Raised in a family of folk music enthusiasts in Milwaukee, Wisconsin, Joe studied the guitar and saxophone. Before earning his B.A. in Judaic Studies from Brooklyn College, he studied classical guitar with Jeffrey Van at the University of Minnesota, where he formed a band, The Flood.
For years, The Flood toured large college and community venues to capacity crowds, earning a substantial following. They released three popular albums of original music.
In 2009, Joe released his debut solo album, BUILD A FIRE, to unanimously positive reviews. His sophomore effort, SO WIRED, was released in 2011. A one-man band, Joe plays all instruments and records all the vocals on his recordings.

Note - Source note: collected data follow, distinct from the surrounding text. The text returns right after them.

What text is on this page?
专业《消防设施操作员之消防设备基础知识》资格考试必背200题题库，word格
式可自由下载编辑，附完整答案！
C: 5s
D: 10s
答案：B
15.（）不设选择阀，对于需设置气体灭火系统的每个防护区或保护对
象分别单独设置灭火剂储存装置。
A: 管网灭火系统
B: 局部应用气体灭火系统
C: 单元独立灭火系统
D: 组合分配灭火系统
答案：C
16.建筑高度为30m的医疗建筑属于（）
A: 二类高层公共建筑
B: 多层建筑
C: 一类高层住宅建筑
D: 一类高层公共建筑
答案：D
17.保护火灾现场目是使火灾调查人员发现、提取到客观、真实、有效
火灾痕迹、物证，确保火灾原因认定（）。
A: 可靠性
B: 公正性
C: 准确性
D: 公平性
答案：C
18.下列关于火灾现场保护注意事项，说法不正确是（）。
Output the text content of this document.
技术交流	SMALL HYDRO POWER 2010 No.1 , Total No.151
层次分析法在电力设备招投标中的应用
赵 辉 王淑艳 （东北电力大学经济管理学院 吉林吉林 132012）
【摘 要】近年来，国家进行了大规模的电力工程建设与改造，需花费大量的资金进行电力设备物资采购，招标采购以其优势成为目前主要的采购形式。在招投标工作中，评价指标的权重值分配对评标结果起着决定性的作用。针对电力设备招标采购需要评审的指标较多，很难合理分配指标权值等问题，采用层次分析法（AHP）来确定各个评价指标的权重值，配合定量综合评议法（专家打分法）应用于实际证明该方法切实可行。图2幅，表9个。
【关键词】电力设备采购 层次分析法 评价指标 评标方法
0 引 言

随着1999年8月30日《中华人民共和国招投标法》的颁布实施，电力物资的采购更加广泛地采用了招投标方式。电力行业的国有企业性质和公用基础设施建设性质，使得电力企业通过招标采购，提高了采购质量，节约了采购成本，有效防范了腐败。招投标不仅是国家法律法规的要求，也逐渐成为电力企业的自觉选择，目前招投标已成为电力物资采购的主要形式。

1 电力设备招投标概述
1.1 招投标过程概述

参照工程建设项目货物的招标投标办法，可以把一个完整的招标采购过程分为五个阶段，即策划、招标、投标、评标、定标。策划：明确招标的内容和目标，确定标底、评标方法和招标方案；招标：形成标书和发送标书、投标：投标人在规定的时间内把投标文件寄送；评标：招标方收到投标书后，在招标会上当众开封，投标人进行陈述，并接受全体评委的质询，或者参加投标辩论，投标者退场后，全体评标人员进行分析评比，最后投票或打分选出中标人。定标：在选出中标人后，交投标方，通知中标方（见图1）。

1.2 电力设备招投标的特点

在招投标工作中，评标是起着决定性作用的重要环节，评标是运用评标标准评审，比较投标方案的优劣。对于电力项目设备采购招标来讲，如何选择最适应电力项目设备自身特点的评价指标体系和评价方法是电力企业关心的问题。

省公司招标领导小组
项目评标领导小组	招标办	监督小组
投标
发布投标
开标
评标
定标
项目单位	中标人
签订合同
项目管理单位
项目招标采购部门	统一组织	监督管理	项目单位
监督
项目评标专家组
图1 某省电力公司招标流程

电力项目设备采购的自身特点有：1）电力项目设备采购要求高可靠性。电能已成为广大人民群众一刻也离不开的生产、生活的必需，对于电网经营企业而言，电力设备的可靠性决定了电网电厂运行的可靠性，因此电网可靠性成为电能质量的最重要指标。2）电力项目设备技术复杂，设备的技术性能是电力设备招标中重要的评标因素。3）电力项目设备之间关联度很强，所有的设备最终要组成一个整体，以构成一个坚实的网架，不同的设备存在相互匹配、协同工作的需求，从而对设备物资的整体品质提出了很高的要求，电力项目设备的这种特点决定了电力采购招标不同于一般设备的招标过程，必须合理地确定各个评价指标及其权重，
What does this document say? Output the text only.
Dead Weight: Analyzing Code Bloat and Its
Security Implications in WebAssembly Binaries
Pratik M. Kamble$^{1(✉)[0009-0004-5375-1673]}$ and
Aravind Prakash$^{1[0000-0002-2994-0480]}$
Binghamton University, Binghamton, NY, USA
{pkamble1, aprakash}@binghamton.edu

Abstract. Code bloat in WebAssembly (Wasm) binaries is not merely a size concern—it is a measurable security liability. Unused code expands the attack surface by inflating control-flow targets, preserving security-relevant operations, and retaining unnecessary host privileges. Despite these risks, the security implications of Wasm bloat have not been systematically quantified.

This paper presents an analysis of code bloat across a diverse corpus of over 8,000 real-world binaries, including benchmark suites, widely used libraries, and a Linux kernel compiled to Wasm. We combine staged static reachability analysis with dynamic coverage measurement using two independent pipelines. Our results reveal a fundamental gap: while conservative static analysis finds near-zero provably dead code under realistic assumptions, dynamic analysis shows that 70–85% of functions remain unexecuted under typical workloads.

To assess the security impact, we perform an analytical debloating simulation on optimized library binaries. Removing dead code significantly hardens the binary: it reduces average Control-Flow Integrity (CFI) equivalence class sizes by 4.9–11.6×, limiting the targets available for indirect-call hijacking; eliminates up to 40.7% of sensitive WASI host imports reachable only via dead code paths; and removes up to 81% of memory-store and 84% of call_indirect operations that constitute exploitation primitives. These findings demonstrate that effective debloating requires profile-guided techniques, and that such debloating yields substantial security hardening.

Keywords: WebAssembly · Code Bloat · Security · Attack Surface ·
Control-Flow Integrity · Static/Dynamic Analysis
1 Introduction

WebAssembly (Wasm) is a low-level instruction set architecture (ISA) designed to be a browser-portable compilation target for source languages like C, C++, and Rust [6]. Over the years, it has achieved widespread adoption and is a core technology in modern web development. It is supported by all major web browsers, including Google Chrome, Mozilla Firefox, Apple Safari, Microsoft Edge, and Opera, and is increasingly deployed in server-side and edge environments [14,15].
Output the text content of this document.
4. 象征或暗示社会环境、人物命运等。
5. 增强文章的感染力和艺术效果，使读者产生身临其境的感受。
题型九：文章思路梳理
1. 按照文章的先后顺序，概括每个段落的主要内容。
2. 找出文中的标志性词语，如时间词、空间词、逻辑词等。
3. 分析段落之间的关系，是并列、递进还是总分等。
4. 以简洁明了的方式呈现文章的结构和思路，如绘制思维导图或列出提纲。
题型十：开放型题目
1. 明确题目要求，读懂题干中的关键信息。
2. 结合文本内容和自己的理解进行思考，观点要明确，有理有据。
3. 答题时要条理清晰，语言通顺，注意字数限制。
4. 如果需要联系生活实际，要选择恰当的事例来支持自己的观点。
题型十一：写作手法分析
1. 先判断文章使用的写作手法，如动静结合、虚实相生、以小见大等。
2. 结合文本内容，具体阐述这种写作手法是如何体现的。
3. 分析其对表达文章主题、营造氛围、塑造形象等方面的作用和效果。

In addition to his Joe Eglash and Eglash Creative Group blogs, he writes a food blog, What You're Not Eating, and collaborates on a cigar blog, The Humidor Putzes. Joe is active as a guitarist, multi-instrumentalist, arranger, and composer in Tulsa, Oklahoma, where he resides with his wife and kids. He has happily found himself back in the smoky bar scene as lead guitarist with the Charmers. He is a member of ASCAP and GTM.
WHERE AND HOW DO I RECORD MY ALBUMS?
I built a home studio (which doubles as a music safehaven...) explicitly to record music on my own, at a pace that suits my weird schedule. It gets really tricky when you combine self-engineering and the oddities of studio mojo, since I record and play everything myself, from drums up to vocals and everything in between.
SARS (Small-Ass Room Studio) includes Cubase Studio 5 and a FocusRite Liquid Saffire 56, and my main mic is a Rode NT2-A. Between these three things and some occasional help from engineer buddies and extra mics, I can pretty much put to 'tape' anything that's in my music brain. The Luddites were ass-backwards when it came to embracing technology, hey?
I've long been a believer in outside-looking-in perspective - I live with these recordings for months on end and know every little inch - so for that perspective, I have my stuff (BUILD A FIRE and SO WIRED) mixed (Southwest Studios) and mastered (Stonebridge Mastering) in outside studios. That's been a pretty important angle on my music.